Seperti dilansir kantor berita AFP, Sabtu (5/1/2019), Kardinal Philippe Barbarin yang menjabat Uskup Agung Lyon, akan diadili bersama lima orang lainnya dari keuskupannya atas tuduhan bahwa mereka membantu menutup-nutupi skandal seks pastor di salah satu paroki di daerah itu.



Kardinal berumur 68 tahun yang sangat konservatif itu merupakan salah satu tokoh Katolik paling terkemuka di Prancis. Dia terancam hukuman penjara maksimum tiga tahun dan denda 45 ribu euro, jika terbukti bersalah karena tidak melaporkan penyalahgunaan tersebut.

Barbarin bersikeras membantah tuduhan tersebut.

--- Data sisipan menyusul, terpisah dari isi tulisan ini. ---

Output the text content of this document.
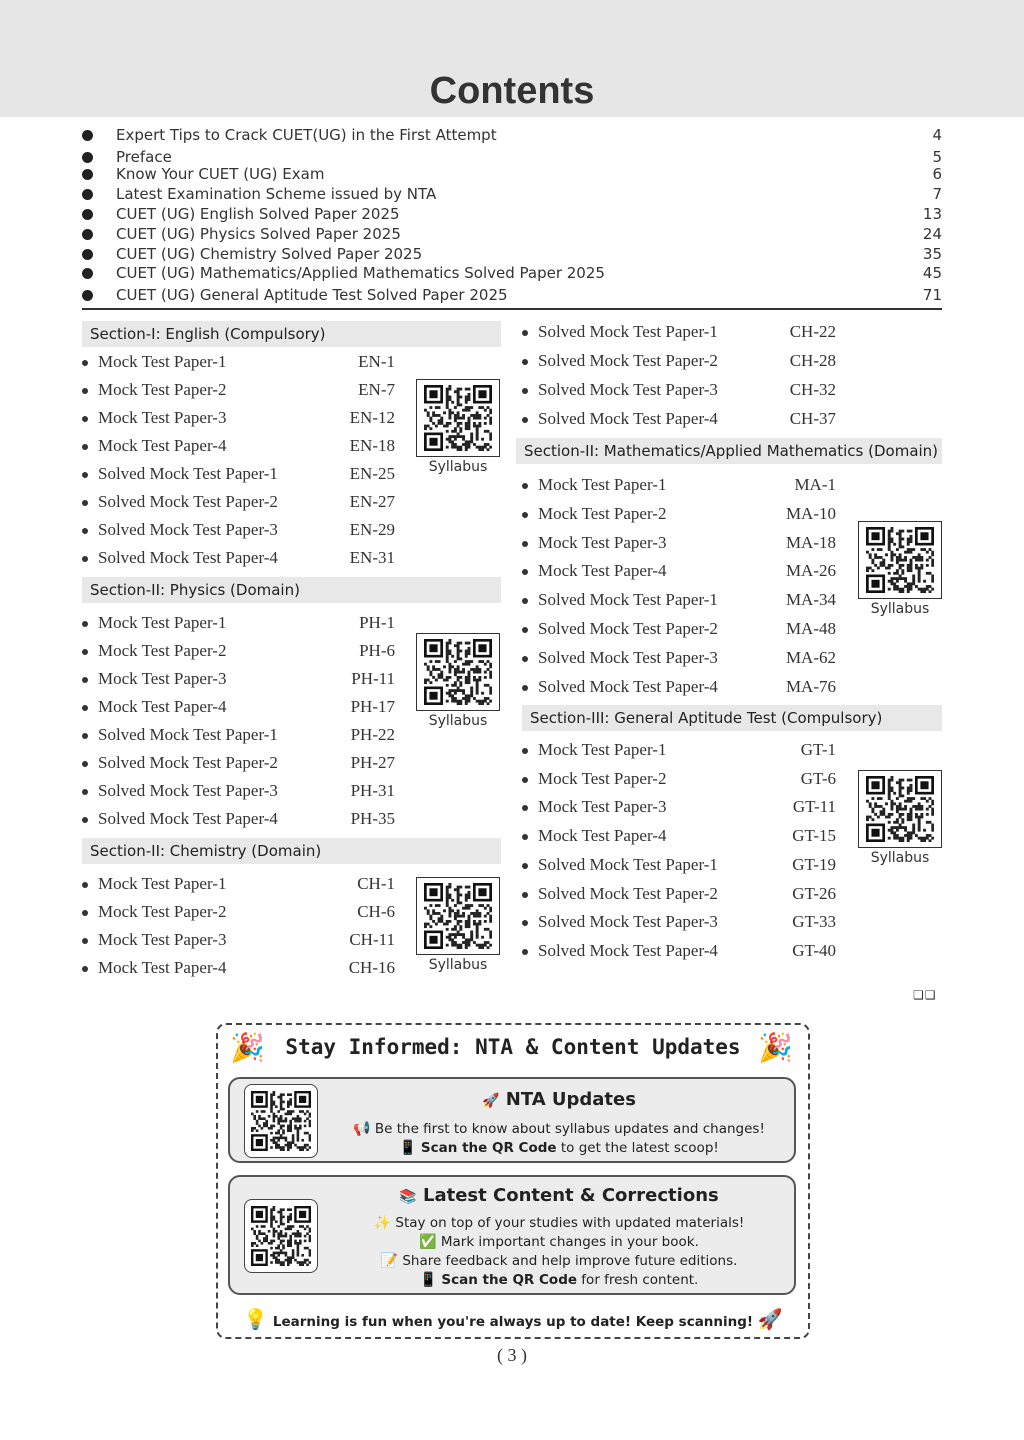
Contents
❑❑
🎉 Stay Informed: NTA & Content Updates 🎉
🚀 NTA Updates
📢 Be the first to know about syllabus updates and changes!
📱 Scan the QR Code to get the latest scoop!
📚 Latest Content & Corrections
✨ Stay on top of your studies with updated materials!
✅ Mark important changes in your book.
📝 Share feedback and help improve future editions.
📱 Scan the QR Code for fresh content.
💡 Learning is fun when you're always up to date! Keep scanning! 🚀
( 3 )
Expert Tips to Crack CUET(UG) in the First Attempt	4
Preface	5
Know Your CUET (UG) Exam	6
Latest Examination Scheme issued by NTA	7
CUET (UG) English Solved Paper 2025	13
CUET (UG) Physics Solved Paper 2025	24
CUET (UG) Chemistry Solved Paper 2025	35
CUET (UG) Mathematics/Applied Mathematics Solved Paper 2025	45
CUET (UG) General Aptitude Test Solved Paper 2025	71
Section-I: English (Compulsory)
Mock Test Paper-1	EN-1
Mock Test Paper-2	EN-7
Mock Test Paper-3	EN-12
Mock Test Paper-4	EN-18
Solved Mock Test Paper-1	EN-25
Solved Mock Test Paper-2	EN-27
Solved Mock Test Paper-3	EN-29
Solved Mock Test Paper-4	EN-31
Syllabus
Section-II: Physics (Domain)
Mock Test Paper-1	PH-1
Mock Test Paper-2	PH-6
Mock Test Paper-3	PH-11
Mock Test Paper-4	PH-17
Solved Mock Test Paper-1	PH-22
Solved Mock Test Paper-2	PH-27
Solved Mock Test Paper-3	PH-31
Solved Mock Test Paper-4	PH-35
Syllabus
Section-II: Chemistry (Domain)
Mock Test Paper-1	CH-1
Mock Test Paper-2	CH-6
Mock Test Paper-3	CH-11
Mock Test Paper-4	CH-16	Syllabus
Solved Mock Test Paper-1	CH-22
Solved Mock Test Paper-2	CH-28
Solved Mock Test Paper-3	CH-32
Solved Mock Test Paper-4	CH-37
Section-II: Mathematics/Applied Mathematics (Domain)
Mock Test Paper-1	MA-1
Mock Test Paper-2	MA-10
Mock Test Paper-3	MA-18
Mock Test Paper-4	MA-26
Solved Mock Test Paper-1	MA-34
Solved Mock Test Paper-2	MA-48
Solved Mock Test Paper-3	MA-62
Solved Mock Test Paper-4	MA-76
Syllabus
Section-III: General Aptitude Test (Compulsory)
Mock Test Paper-1	GT-1
Mock Test Paper-2	GT-6
Mock Test Paper-3	GT-11
Mock Test Paper-4	GT-15
Solved Mock Test Paper-1	GT-19
Solved Mock Test Paper-2	GT-26
Solved Mock Test Paper-3	GT-33
Solved Mock Test Paper-4	GT-40
Syllabus
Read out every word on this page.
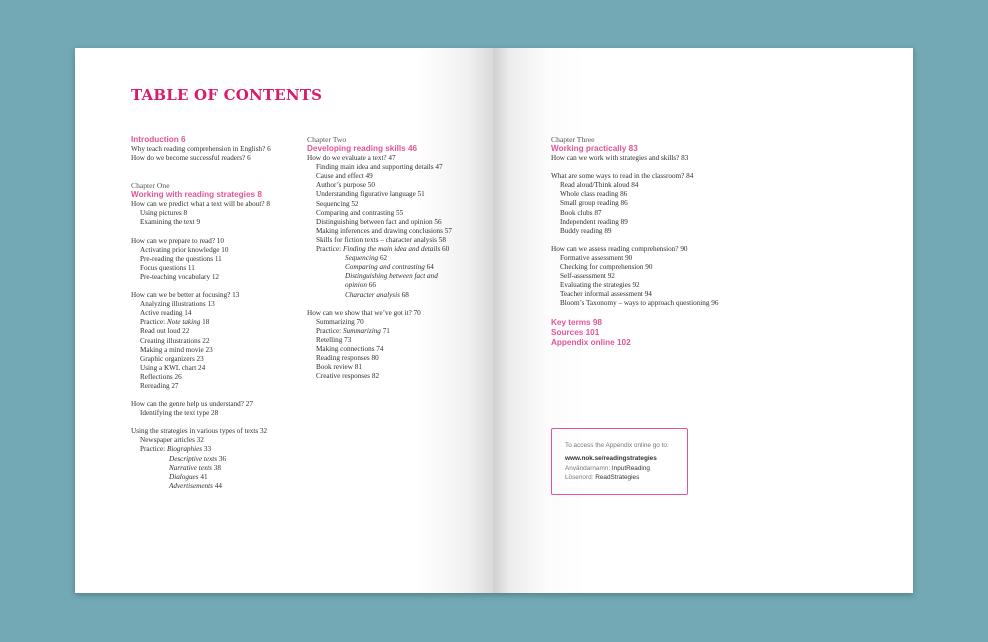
TABLE OF CONTENTS
Introduction 6
Why teach reading comprehension in English? 6
How do we become successful readers? 6
Chapter One
Working with reading strategies 8
How can we predict what a text will be about? 8
Using pictures 8
Examining the text 9
How can we prepare to read? 10
Activating prior knowledge 10
Pre-reading the questions 11
Focus questions 11
Pre-teaching vocabulary 12
How can we be better at focusing? 13
Analyzing illustrations 13
Active reading 14
Practice: Note taking 18
Read out loud 22
Creating illustrations 22
Making a mind movie 23
Graphic organizers 23
Using a KWL chart 24
Reflections 26
Rereading 27
How can the genre help us understand? 27
Identifying the text type 28
Using the strategies in various types of texts 32
Newspaper articles 32
Practice: Biographies 33
Descriptive texts 36
Narrative texts 38
Dialogues 41
Advertisements 44
Chapter Two
Developing reading skills 46
How do we evaluate a text? 47
Finding main idea and supporting details 47
Cause and effect 49
Author’s purpose 50
Understanding figurative language 51
Sequencing 52
Comparing and contrasting 55
Distinguishing between fact and opinion 56
Making inferences and drawing conclusions 57
Skills for fiction texts – character analysis 58
Practice: Finding the main idea and details 60
Sequencing 62
Comparing and contrasting 64
Distinguishing between fact and
opinion 66
Character analysis 68
How can we show that we’ve got it? 70
Summarizing 70
Practice: Summarizing 71
Retelling 73
Making connections 74
Reading responses 80
Book review 81
Creative responses 82
Chapter Three
Working practically 83
How can we work with strategies and skills? 83
What are some ways to read in the classroom? 84
Read aloud/Think aloud 84
Whole class reading 86
Small group reading 86
Book clubs 87
Independent reading 89
Buddy reading 89
How can we assess reading comprehension? 90
Formative assessment 90
Checking for comprehension 90
Self-assessment 92
Evaluating the strategies 92
Teacher informal assessment 94
Bloom’s Taxonomy – ways to approach questioning 96
Key terms 98
Sources 101
Appendix online 102
To access the Appendix online go to:
www.nok.se/readingstrategies
Användarnamn: InputReading
Lösenord: ReadStrategies
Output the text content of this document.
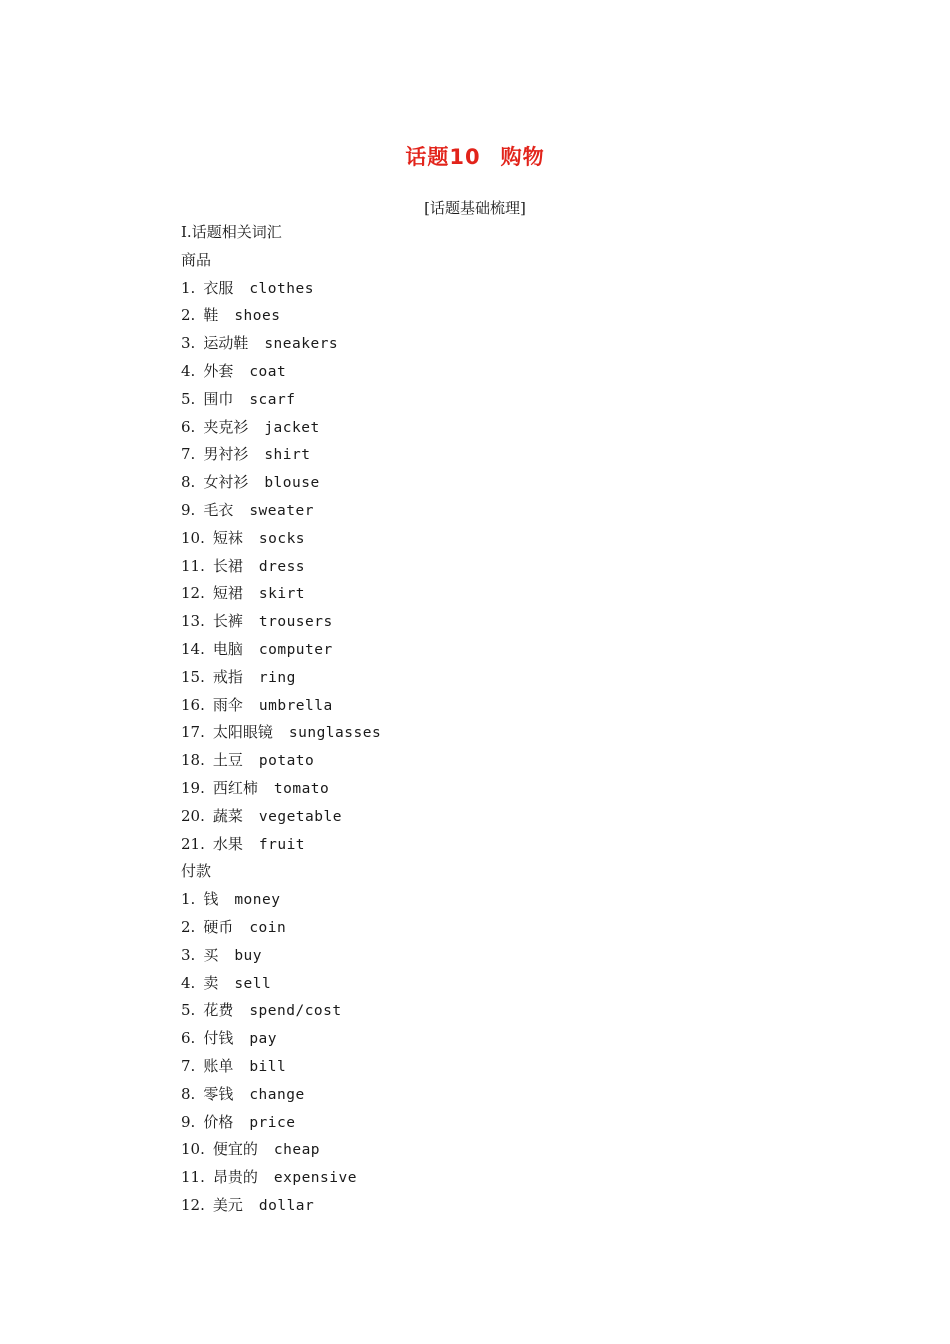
话题10 购物
[话题基础梳理]
Ⅰ.话题相关词汇
商品
1. 衣服 clothes
2. 鞋 shoes
3. 运动鞋 sneakers
4. 外套 coat
5. 围巾 scarf
6. 夹克衫 jacket
7. 男衬衫 shirt
8. 女衬衫 blouse
9. 毛衣 sweater
10. 短袜 socks
11. 长裙 dress
12. 短裙 skirt
13. 长裤 trousers
14. 电脑 computer
15. 戒指 ring
16. 雨伞 umbrella
17. 太阳眼镜 sunglasses
18. 土豆 potato
19. 西红柿 tomato
20. 蔬菜 vegetable
21. 水果 fruit
付款
1. 钱 money
2. 硬币 coin
3. 买 buy
4. 卖 sell
5. 花费 spend/cost
6. 付钱 pay
7. 账单 bill
8. 零钱 change
9. 价格 price
10. 便宜的 cheap
11. 昂贵的 expensive
12. 美元 dollar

Gereja Katolik Prancis telah bergolak dalam beberapa tahun akibat tuduhan terhadap para pastor predator yang muncul setelah adanya gerakan global oleh para korban untuk mengajukan bukti. Para pastor di negara-negara seperti Australia, Brasil, Chile, Irlandia, Amerika Serikat telah dikecam terkait skandal pelecehan seks anak-anak.


Skandal di Lyon pertama kali mencuat ke publik pada tahun 2015 ketika seorang pria mengungkap ke publik bahwa seorang pastor lokal, Bernard Preynat, telah melakukan pelecehan seks padanya sewaktu masih kanak-kanak, 25 tahun silam. Pria bernama Francois Devaux yang kemudian membentuk sebuah kelompok korban-korban, juga mengajukan komplain terhadap Barbarin, atasan Preynat, dengan menudingnya tahu mengenai skandal tersebut namun menutup-nutupinya.

Kelompok korban yang dibentuk Devaux, La Parole Liberee (Freed Speech), awalnya hanya terdiri dari segelintir orang. Namun tak lama kemudian kelompok itu menerima telepon dan kesaksian dari total 85 orang yang mengklaim telah menjadi korban Preynat di Lyon. (ita/ita)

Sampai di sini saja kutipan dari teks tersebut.